Abstract Maritime intelligent transportation systems (MITS) are essential for ensuring navigation safety and efficiency in busy waterways. However, accurate vessel trajectory prediction remains challenging due to the limitations of single-source data. Automatic identification system (AIS) data is often sparse or unavailable for small vessels, while closed-circuit television (CCTV) data alone cannot fully capture dynamic vessel behavior. To mitigate these challenges, we propose a cross-modal interaction-based vessel trajectory prediction (named CmIVTP) framework to model the intricate interactions between vessel dynamics and environmental constraints. Specifically, we introduce a target-aware scene encoder to extract scene semantic features, effectively capturing vessel-environment interactions and enhancing trajectory prediction accuracy. In addition, we propose a cross-modal interaction transformer, which integrates AIS-derived motion features, CCTV-based environmental features, and scene representations. It leverages cross-modal attention mechanisms to simultaneously capture intra-modal semantics and inter-modal interactions, ensuring dynamically consistent and environmentally feasible predictions. Furthermore, we construct a vessel group trajectory bank by clustering historical AIS trajectories into representative motion patterns, providing an efficient and scalable approach for candidate trajectory generation. Additionally, we introduce the maritime multimodal dataset plus (named Maritime-MmD$^+$), a large-scale dataset that synchronizes AIS data and CCTV video data, providing robust support for multimodal trajectory prediction research. Extensive experiments demonstrate that CmIVTP achieves better performance on multimodal-driven vessel trajectory prediction benchmarks.
Our data have been fully organized; however, due to certain restrictions, they cannot be made publicly available. If needed, they can be obtained by contacting the authors.
Fig. 1 The MITS integrates advanced infrastructure and artificial intelligence-driven analytics to enable cross-modal interaction-based vessel trajectory prediction (e.g., using AIS and CCTV data), ultimately enhancing maritime intelligence and MASS operations for safe, sustainable navigation.

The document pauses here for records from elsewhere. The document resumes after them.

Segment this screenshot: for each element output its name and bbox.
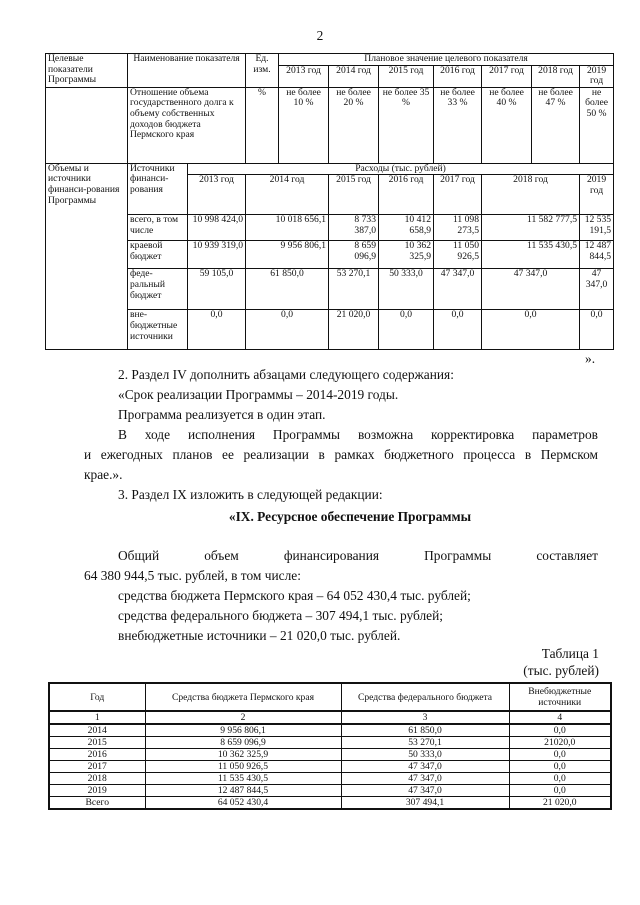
year-cell: 2014 xyxy=(49,724,145,737)
year-header: 2016 год xyxy=(379,175,434,215)
year-header: 2018 год xyxy=(482,175,580,215)
financing-text: Общий объем финансирования Программы составляет xyxy=(118,548,598,563)
value-cell: 47 347,0 xyxy=(341,761,509,773)
value-cell: 53 270,1 xyxy=(329,269,379,310)
value-cell: 10 018 656,1 xyxy=(246,215,329,241)
program-targets-table xyxy=(45,53,614,350)
value-cell: 10 362 325,9 xyxy=(145,749,341,761)
value-cell: 11 535 430,5 xyxy=(145,773,341,785)
column-number: 1 xyxy=(49,711,145,724)
year-header: 2017 год xyxy=(434,175,482,215)
year-cell: 2016 xyxy=(49,749,145,761)
value-cell: 59 105,0 xyxy=(188,269,246,310)
empty-cell xyxy=(46,87,128,163)
value-cell: 0,0 xyxy=(246,310,329,350)
value-cell: 0,0 xyxy=(188,310,246,350)
total-cell: 21 020,0 xyxy=(509,797,611,810)
paragraph: средства федерального бюджета – 307 494,1 тыс. рублей; xyxy=(118,608,444,623)
paragraph: «Срок реализации Программы – 2014-2019 годы. xyxy=(118,387,399,402)
sources-label: Источники финанси-рования xyxy=(128,163,188,215)
value-cell: 61 850,0 xyxy=(341,724,509,737)
column-number: 2 xyxy=(145,711,341,724)
value-cell: 0,0 xyxy=(580,310,614,350)
indicator-value: не более 50 % xyxy=(580,87,614,163)
value-cell: 0,0 xyxy=(434,310,482,350)
indicator-value: не более 47 % xyxy=(532,87,580,163)
volumes-label: Объемы и источники финанси-рования Программы xyxy=(46,163,128,350)
table-caption: Таблица 1 xyxy=(541,646,599,661)
value-cell: 12 535 191,5 xyxy=(580,215,614,241)
column-header: Внебюджетные источники xyxy=(509,683,611,711)
value-cell: 10 412 658,9 xyxy=(379,215,434,241)
column-header: Год xyxy=(49,683,145,711)
value-cell: 9 956 806,1 xyxy=(145,724,341,737)
expenses-header: Расходы (тыс. рублей) xyxy=(188,163,614,175)
value-cell: 9 956 806,1 xyxy=(246,241,329,269)
value-cell: 21020,0 xyxy=(509,737,611,749)
indicator-value: не более 33 % xyxy=(434,87,482,163)
targets-header: Целевые показатели Программы xyxy=(46,54,128,88)
year-header: 2017 год xyxy=(482,65,532,87)
column-number: 4 xyxy=(509,711,611,724)
value-cell: 47 347,0 xyxy=(341,773,509,785)
value-cell: 47 347,0 xyxy=(580,269,614,310)
indicator-name: Отношение объема государственного долга к объему собственных доходов бюджета Пермского края xyxy=(128,87,246,163)
indicator-value: не более 35 % xyxy=(379,87,434,163)
year-header: 2013 год xyxy=(279,65,329,87)
value-cell: 12 487 844,5 xyxy=(145,785,341,797)
value-cell: 12 487 844,5 xyxy=(580,241,614,269)
value-cell: 47 347,0 xyxy=(482,269,580,310)
year-header: 2015 год xyxy=(329,175,379,215)
value-cell: 0,0 xyxy=(482,310,580,350)
value-cell: 0,0 xyxy=(509,724,611,737)
row-label: вне-бюджетные источники xyxy=(128,310,188,350)
value-cell: 0,0 xyxy=(509,773,611,785)
page-number: 2 xyxy=(316,28,324,43)
total-label: Всего xyxy=(49,797,145,810)
value-cell: 11 050 926,5 xyxy=(145,761,341,773)
year-cell: 2017 xyxy=(49,761,145,773)
row-label: феде-ральный бюджет xyxy=(128,269,188,310)
indicator-name-header: Наименование показателя xyxy=(128,54,246,88)
section-heading: «IX. Ресурсное обеспечение Программы xyxy=(228,509,472,524)
indicator-value: не более 10 % xyxy=(279,87,329,163)
paragraph: В ходе исполнения Программы возможна корректировка параметров xyxy=(118,427,598,442)
financing-line xyxy=(118,547,598,564)
value-cell: 0,0 xyxy=(509,749,611,761)
paragraph: 64 380 944,5 тыс. рублей, в том числе: xyxy=(84,568,301,583)
paragraph: средства бюджета Пермского края – 64 052 430,4 тыс. рублей; xyxy=(118,588,471,603)
paragraph: и ежегодных планов ее реализации в рамках бюджетного процесса в Пермском xyxy=(84,447,598,462)
closing-mark: ». xyxy=(585,351,596,366)
indicator-value: не более 40 % xyxy=(482,87,532,163)
planned-value-header: Плановое значение целевого показателя xyxy=(279,54,614,66)
value-cell: 11 050 926,5 xyxy=(434,241,482,269)
unit-header: Ед. изм. xyxy=(246,54,279,88)
paragraph: 2. Раздел IV дополнить абзацами следующего содержания: xyxy=(118,367,454,382)
column-number: 3 xyxy=(341,711,509,724)
paragraph: крае.». xyxy=(84,467,123,482)
column-header: Средства федерального бюджета xyxy=(341,683,509,711)
paragraph: 3. Раздел IX изложить в следующей редакции: xyxy=(118,487,383,502)
resource-table xyxy=(48,682,612,810)
year-header: 2014 год xyxy=(246,175,329,215)
total-cell: 307 494,1 xyxy=(341,797,509,810)
value-cell: 47 347,0 xyxy=(434,269,482,310)
year-header: 2016 год xyxy=(434,65,482,87)
year-header: 2019 год xyxy=(580,65,614,87)
value-cell: 10 362 325,9 xyxy=(379,241,434,269)
value-cell: 61 850,0 xyxy=(246,269,329,310)
column-header: Средства бюджета Пермского края xyxy=(145,683,341,711)
row-label: всего, в том числе xyxy=(128,215,188,241)
value-cell: 0,0 xyxy=(379,310,434,350)
year-header: 2018 год xyxy=(532,65,580,87)
value-cell: 10 998 424,0 xyxy=(188,215,246,241)
value-cell: 8 659 096,9 xyxy=(329,241,379,269)
value-cell: 10 939 319,0 xyxy=(188,241,246,269)
indicator-value: не более 20 % xyxy=(329,87,379,163)
value-cell: 47 347,0 xyxy=(341,785,509,797)
value-cell: 50 333,0 xyxy=(341,749,509,761)
year-cell: 2019 xyxy=(49,785,145,797)
indicator-unit: % xyxy=(246,87,279,163)
value-cell: 21 020,0 xyxy=(329,310,379,350)
value-cell: 0,0 xyxy=(509,785,611,797)
value-cell: 0,0 xyxy=(509,761,611,773)
value-cell: 53 270,1 xyxy=(341,737,509,749)
value-cell: 11 098 273,5 xyxy=(434,215,482,241)
value-cell: 8 733 387,0 xyxy=(329,215,379,241)
total-cell: 64 052 430,4 xyxy=(145,797,341,810)
value-cell: 8 659 096,9 xyxy=(145,737,341,749)
value-cell: 11 535 430,5 xyxy=(482,241,580,269)
row-label: краевой бюджет xyxy=(128,241,188,269)
value-cell: 11 582 777,5 xyxy=(482,215,580,241)
year-cell: 2015 xyxy=(49,737,145,749)
year-header: 2019 год xyxy=(580,175,614,215)
value-cell: 50 333,0 xyxy=(379,269,434,310)
year-cell: 2018 xyxy=(49,773,145,785)
table-unit: (тыс. рублей) xyxy=(523,663,599,678)
year-header: 2013 год xyxy=(188,175,246,215)
year-header: 2015 год xyxy=(379,65,434,87)
year-header: 2014 год xyxy=(329,65,379,87)
paragraph: Программа реализуется в один этап. xyxy=(118,407,326,422)
paragraph: внебюджетные источники – 21 020,0 тыс. рублей. xyxy=(118,628,401,643)
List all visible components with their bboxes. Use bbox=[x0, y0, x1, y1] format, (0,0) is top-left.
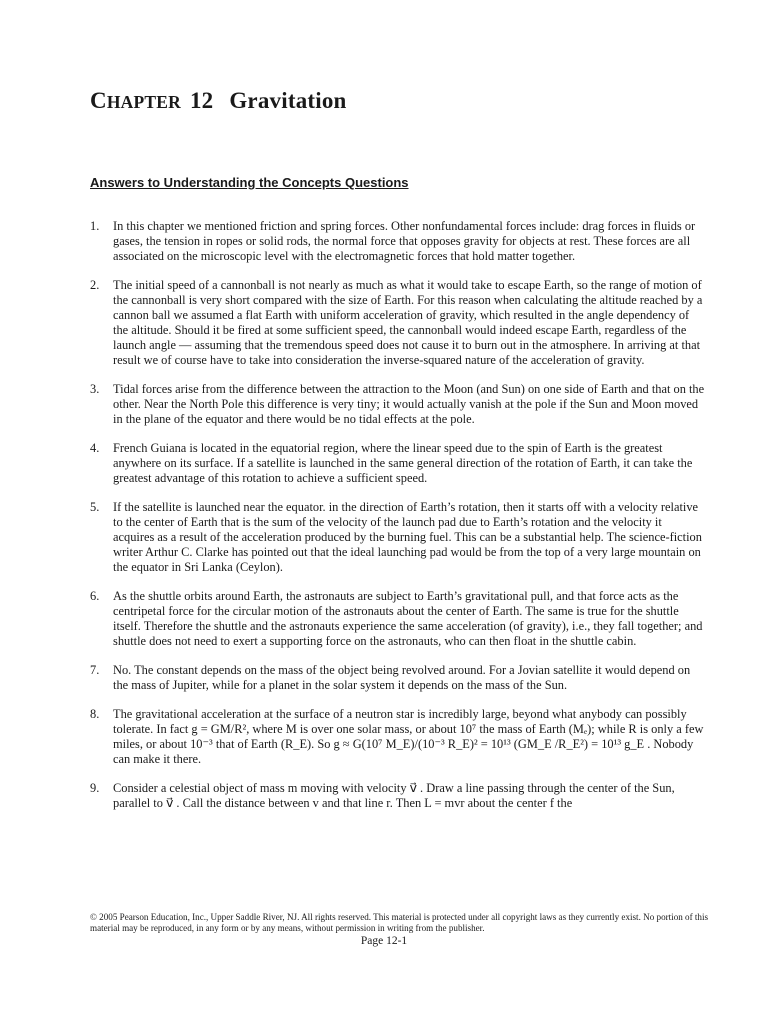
answer-text: No. The constant depends on the mass of the object being revolved around. For a Jovian satellite it would depend on the mass of Jupiter, while for a planet in the solar system it depends on the mass of the Sun. bbox=[113, 663, 691, 692]
answer-text: The gravitational acceleration at the surface of a neutron star is incredibly large, beyond what anybody can possibly tolerate. In fact g = GM/R², where M is over one solar mass, or about 10⁷ the mass of Earth (Mₑ); while R is only a few miles, or about 10⁻³ that of Earth (R_E). So g ≈ G(10⁷ M_E)/(10⁻³ R_E)² = 10¹³ (GM_E /R_E²) = 10¹³ g_E . Nobody can make it there. bbox=[113, 707, 704, 766]
answer-number: 5. bbox=[90, 500, 100, 514]
answer-number: 7. bbox=[90, 663, 100, 677]
answer-item bbox=[90, 278, 706, 368]
chapter-number: 12 bbox=[189, 88, 214, 113]
answer-number: 2. bbox=[90, 278, 100, 292]
chapter-word-rest: HAPTER bbox=[106, 92, 181, 112]
answer-text: The initial speed of a cannonball is not nearly as much as what it would take to escape Earth, so the range of motion of the cannonball is very short compared with the size of Earth. For this reason when calculating the altitude reached by a cannon ball we assumed a flat Earth with uniform acceleration of gravity, which resulted in the angle dependency of the altitude. Should it be fired at some sufficient speed, the cannonball would indeed escape Earth, regardless of the launch angle — assuming that the tremendous speed does not cause it to burn out in the atmosphere. In arriving at that result we of course have to take into consideration the inverse-squared nature of the acceleration of gravity. bbox=[113, 278, 703, 367]
answer-text: As the shuttle orbits around Earth, the astronauts are subject to Earth’s gravitational pull, and that force acts as the centripetal force for the circular motion of the astronauts about the center of Earth. The same is true for the shuttle itself. Therefore the shuttle and the astronauts experience the same acceleration (of gravity), i.e., they fall together; and shuttle does not need to exert a supporting force on the astronauts, who can then float in the shuttle cabin. bbox=[113, 589, 703, 648]
answer-item bbox=[90, 500, 706, 575]
answer-item bbox=[90, 707, 706, 767]
answer-item bbox=[90, 663, 706, 693]
answers-list bbox=[90, 219, 706, 811]
answer-text: If the satellite is launched near the equator. in the direction of Earth’s rotation, then it starts off with a velocity relative to the center of Earth that is the sum of the velocity of the launch pad due to Earth’s rotation and the velocity it acquires as a result of the acceleration produced by the burning fuel. This can be a substantial help. The science-fiction writer Arthur C. Clarke has pointed out that the ideal launching pad would be from the top of a very large mountain on the equator in Sri Lanka (Ceylon). bbox=[113, 500, 702, 574]
answer-number: 4. bbox=[90, 441, 100, 455]
answer-number: 6. bbox=[90, 589, 100, 603]
section-heading: Answers to Understanding the Concepts Questions bbox=[90, 175, 409, 190]
answer-number: 9. bbox=[90, 781, 100, 795]
answer-number: 3. bbox=[90, 382, 100, 396]
answer-text: French Guiana is located in the equatorial region, where the linear speed due to the spin of Earth is the greatest anywhere on its surface. If a satellite is launched in the same general direction of the rotation of Earth, it can take the greatest advantage of this rotation to achieve a sufficient speed. bbox=[113, 441, 693, 485]
answer-number: 1. bbox=[90, 219, 100, 233]
answer-item bbox=[90, 781, 706, 811]
answer-item bbox=[90, 219, 706, 264]
chapter-title bbox=[90, 88, 347, 114]
answer-item bbox=[90, 382, 706, 427]
answer-text: Consider a celestial object of mass m moving with velocity v⃗ . Draw a line passing through the center of the Sun, parallel to v⃗ . Call the distance between v and that line r. Then L = mvr about the center f the bbox=[113, 781, 675, 810]
answer-text: In this chapter we mentioned friction and spring forces. Other nonfundamental forces include: drag forces in fluids or gases, the tension in ropes or solid rods, the normal force that opposes gravity for objects at rest. These forces are all associated on the microscopic level with the electromagnetic forces that hold matter together. bbox=[113, 219, 696, 263]
answer-item bbox=[90, 589, 706, 649]
chapter-name: Gravitation bbox=[229, 88, 347, 113]
footer-copyright: © 2005 Pearson Education, Inc., Upper Saddle River, NJ. All rights reserved. This material is protected under all copyright laws as they currently exist. No portion of this material may be reproduced, in any form or by any means, without permission in writing from the publisher. bbox=[90, 912, 709, 933]
answer-number: 8. bbox=[90, 707, 100, 721]
chapter-word-initial: C bbox=[90, 88, 107, 113]
answer-text: Tidal forces arise from the difference between the attraction to the Moon (and Sun) on one side of Earth and that on the other. Near the North Pole this difference is very tiny; it would actually vanish at the pole if the Sun and Moon moved in the plane of the equator and there would be no tidal effects at the pole. bbox=[113, 382, 705, 426]
page-number: Page 12-1 bbox=[360, 935, 408, 947]
answer-item bbox=[90, 441, 706, 486]
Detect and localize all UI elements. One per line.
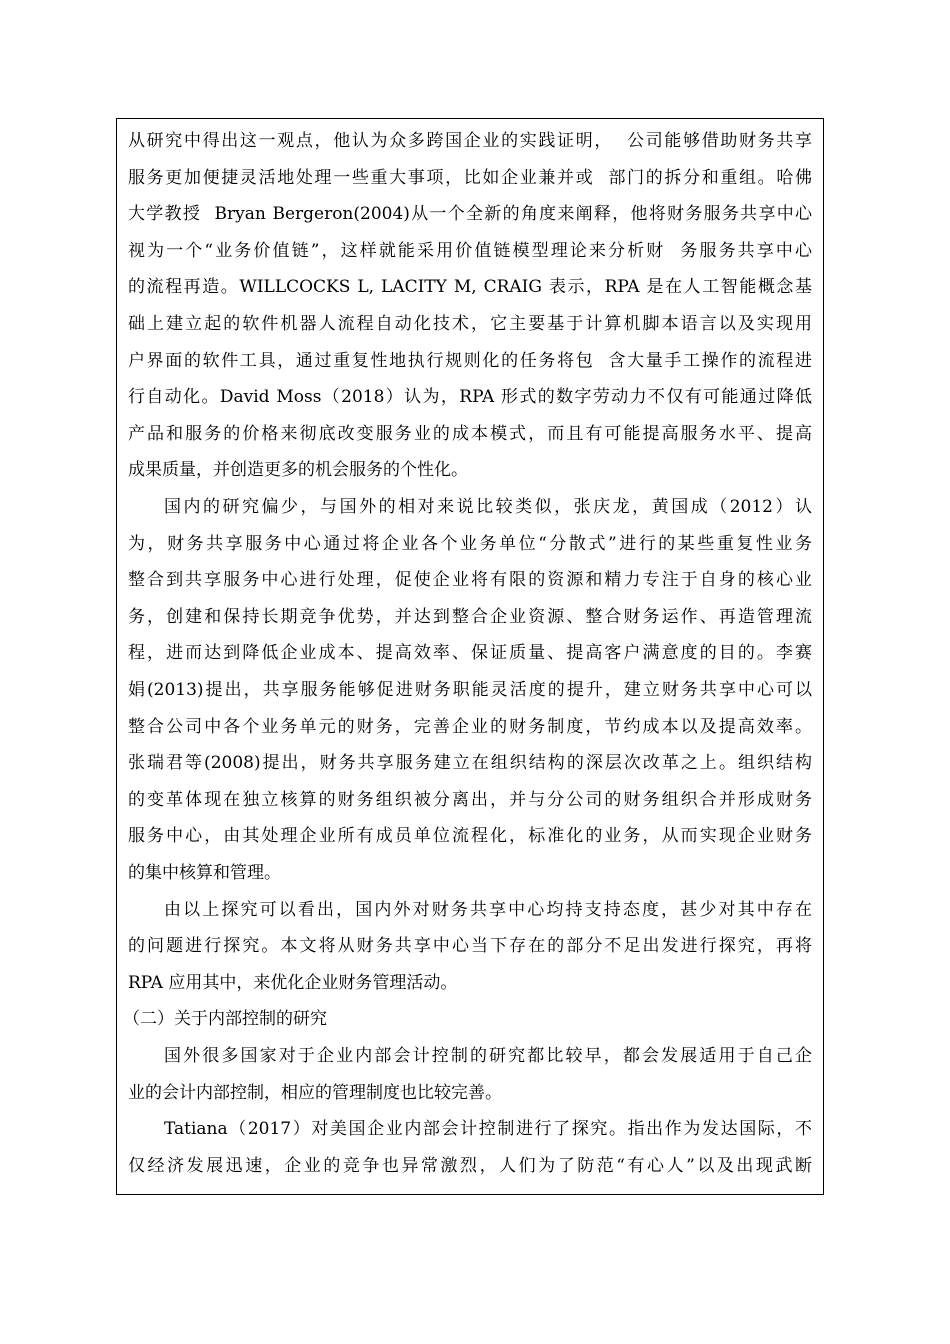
text-line: 产品和服务的价格来彻底改变服务业的成本模式，而且有可能提高服务水平、提高 [128, 423, 812, 444]
text-line: 娟(2013)提出，共享服务能够促进财务职能灵活度的提升，建立财务共享中心可以 [128, 680, 812, 700]
text-line: 服务中心，由其处理企业所有成员单位流程化，标准化的业务，从而实现企业财务 [128, 826, 812, 847]
text-line: 大学教授 Bryan Bergeron(2004)从一个全新的角度来阐释，他将财务服务共享中心 [128, 204, 812, 225]
text-line: 的问题进行探究。本文将从财务共享中心当下存在的部分不足出发进行探究，再将 [128, 936, 812, 957]
text-line: 户界面的软件工具，通过重复性地执行规则化的任务将包 含大量手工操作的流程进 [128, 350, 812, 371]
text-line: 成果质量，并创造更多的机会服务的个性化。 [128, 460, 468, 481]
text-line: 视为一个“业务价值链”，这样就能采用价值链模型理论来分析财 务服务共享中心 [128, 240, 812, 261]
text-line: 国内的研究偏少，与国外的相对来说比较类似，张庆龙，黄国成（2012）认 [164, 497, 812, 517]
text-line: 的变革体现在独立核算的财务组织被分离出，并与分公司的财务组织合并形成财务 [128, 789, 812, 810]
text-line: 础上建立起的软件机器人流程自动化技术，它主要基于计算机脚本语言以及实现用 [128, 314, 812, 334]
text-line: 务，创建和保持长期竞争优势，并达到整合企业资源、整合财务运作、再造管理流 [128, 606, 812, 627]
text-line: 服务更加便捷灵活地处理一些重大事项，比如企业兼并或 部门的拆分和重组。哈佛 [128, 167, 812, 188]
text-line: 由以上探究可以看出，国内外对财务共享中心均持支持态度，甚少对其中存在 [164, 899, 812, 920]
text-line: 为，财务共享服务中心通过将企业各个业务单位“分散式”进行的某些重复性业务 [128, 533, 812, 554]
text-line: 仅经济发展迅速，企业的竞争也异常激烈，人们为了防范“有心人”以及出现武断 [128, 1155, 812, 1176]
text-line: 张瑞君等(2008)提出，财务共享服务建立在组织结构的深层次改革之上。组织结构 [128, 753, 812, 774]
text-line: 的集中核算和管理。 [128, 863, 281, 883]
text-line: 整合到共享服务中心进行处理，促使企业将有限的资源和精力专注于自身的核心业 [128, 570, 812, 591]
text-line: 程，进而达到降低企业成本、提高效率、保证质量、提高客户满意度的目的。李赛 [128, 643, 812, 664]
document-text-frame [116, 118, 824, 1195]
text-line: RPA 应用其中，来优化企业财务管理活动。 [128, 972, 458, 993]
text-line: 整合公司中各个业务单元的财务，完善企业的财务制度，节约成本以及提高效率。 [128, 716, 812, 737]
text-line: 业的会计内部控制，相应的管理制度也比较完善。 [128, 1082, 502, 1103]
text-line: 行自动化。David Moss（2018）认为，RPA 形式的数字劳动力不仅有可能通过降低 [128, 387, 812, 408]
text-line: 国外很多国家对于企业内部会计控制的研究都比较早，都会发展适用于自己企 [164, 1046, 812, 1066]
text-line: 从研究中得出这一观点，他认为众多跨国企业的实践证明， 公司能够借助财务共享 [128, 131, 812, 151]
section-heading: （二）关于内部控制的研究 [123, 1009, 327, 1030]
text-line: Tatiana（2017）对美国企业内部会计控制进行了探究。指出作为发达国际，不 [164, 1119, 812, 1140]
text-line: 的流程再造。WILLCOCKS L, LACITY M, CRAIG 表示，RPA 是在人工智能概念基 [128, 277, 812, 298]
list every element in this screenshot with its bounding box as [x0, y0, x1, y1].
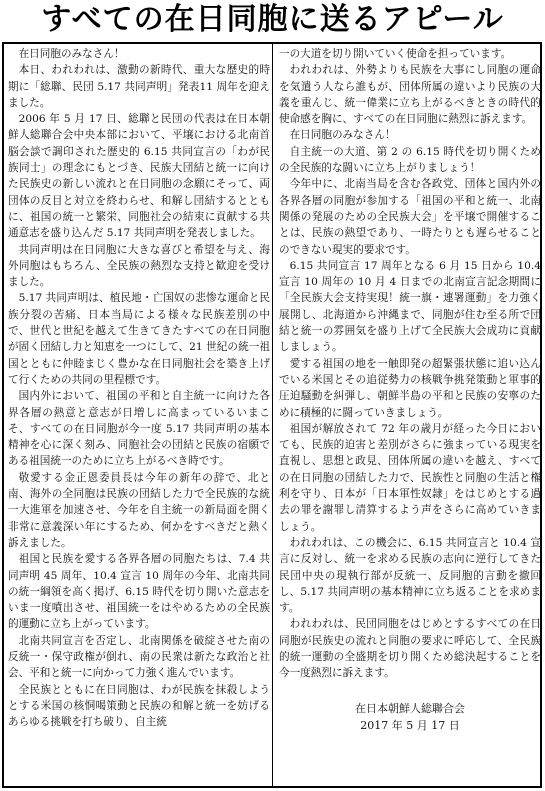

Fig. 2 The flowchart of the proposed cross-modal interaction-based vessel trajectory prediction (named CmIVTP) framework. It consists of four main modules: the visual scene target-aware encoder (VSTaE) to extract environmental interaction features, the cross-modal interaction-based encoder (CmIE) to fuse AIS and CCTV data for modeling complex interactions, and the uncertainty-aware variational decoder (UaVD) to generate future trajectories. Additionally, a vessel group trajectory bank (VGTB) is constructed to improve the efficiency and accuracy of trajectory generation.